KABUL - The top U.S. military officer warned on Monday the first U.S. troops headed to Afghanistan as part of President Barack Obama's surge can expect more fighting and casualties, hours after 15 Afghan police were killed.

Admiral Mike Mullen, chairman of the Joint Chiefs of Staff, arrived in Kabul as the latest of a clutch of high-ranking U.S. officials seeking to explain Obama's new strategy to Afghans in the days since Obama announced a further 30,000 troops.

Mullen, who said he will meet with Afghan President Hamid Karzai later in the day and intends to visit Islamabad later in the week, said he remained deeply concerned by the growing collusion between Afghan Taliban and al Qaeda.

He said he had met with U.S. Marines in Camp Lejeune in North Carolina before coming to Kabul and warned them to prepare for a tough fight.
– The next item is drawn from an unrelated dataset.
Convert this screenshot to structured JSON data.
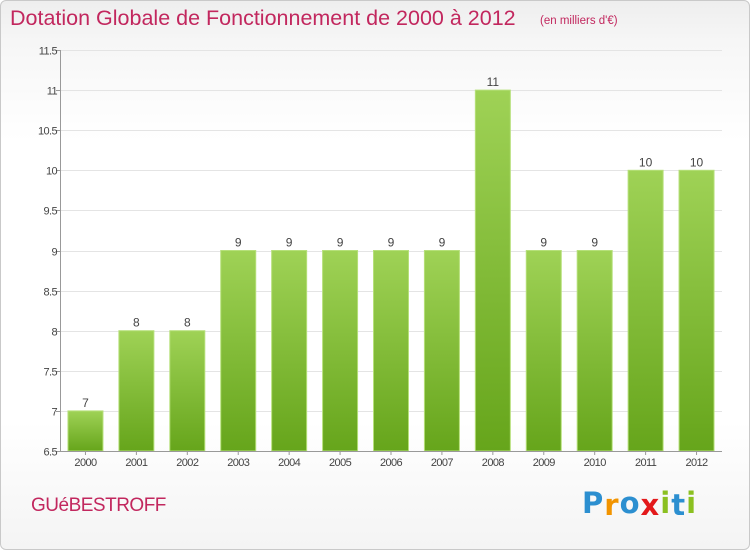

I told my troops headed here to steel themselves for more combat and more casualties, even as I urged them to use the time before deployment to learn all they can about the Afghan culture ... local dialects, Mullen told reporters in Kabul.

For the veterans among them, (I told them) to expect Afghanistan to be a different place than it was when they were last here. The insurgency has grown more violent, more pervasive and more sophisticated, he added.

Record numbers of U.S. troops have been killed in Afghanistan this year, most of them by insurgent-laid home-made bombs in the south and east of the country.

POLICE ATTACKED
In one of the bloodiest days for the Afghan police force in many months, 15 policemen were killed in two separate attacks -- in one attack in Helmand province, three police turned on their own colleagues killing seven of them in their beds.

Mullen said he had met with the Afghan interior minister and discussed the challenges of training police and producing a quality force at a time when their numbers need to aggressively increase in order to meet ambitious recruitment targets.

We're all very focussed on this, Mullen said, adding that the issue of corruption within the police was the main focus of efforts to train and improve them.

None of us underestimate the challenges and that kind of loss can't be sustained and they must be properly trained.

Mullen said U.S. Marines who deployed in Afghanistan in May -- when Obama last ordered a major increase -- had achieved success in Helmand province because of the way they had partnered with Afghan security forces.

The commander of foreign troops in Afghanistan, General Stanley McChrystal, has made the expansion and improvement of the Afghan army and police one of the main planks of his strategy.

Afghanistan's Defence Minister has said between 8,000 and 10,000 Afghan soldiers are headed for Helmand province, where U.S. and British commanders complain they do not have enough Afghans to help hold territory that they clear of fighters.

Obama announced his new strategy this month as the latest attempt to turn the tide of the insurgency and put the United States and its allies on the front foot as the war enters its ninth year but support for the conflict among Americans wanes.

Obama also said U.S. withdrawal from Afghanistan will start in July 2011. U.S. officials have repeatedly stressed to Afghans that the withdrawal that follows would not be sudden.
Mullen reiterated Washington's intention to start scaling back militarily, but said U.S. involvement in Afghanistan would continue for the foreseeable future.

Eventually, beginning in July 2011, our troop levels will thin and we will not have as large a military presence here. Obama made it abundantly clear: our national commitment to Afghanistan will endure but our military presence will not.

He said he would leave for Pakistan later in the week to meet with his counterpart there, General Ashfaq Kayani.

He said he was impressed by advances Kayani made in south Waziristan but intended to discuss improving coordination between Kabul, Islamabad and Washington in eliminating safe havens.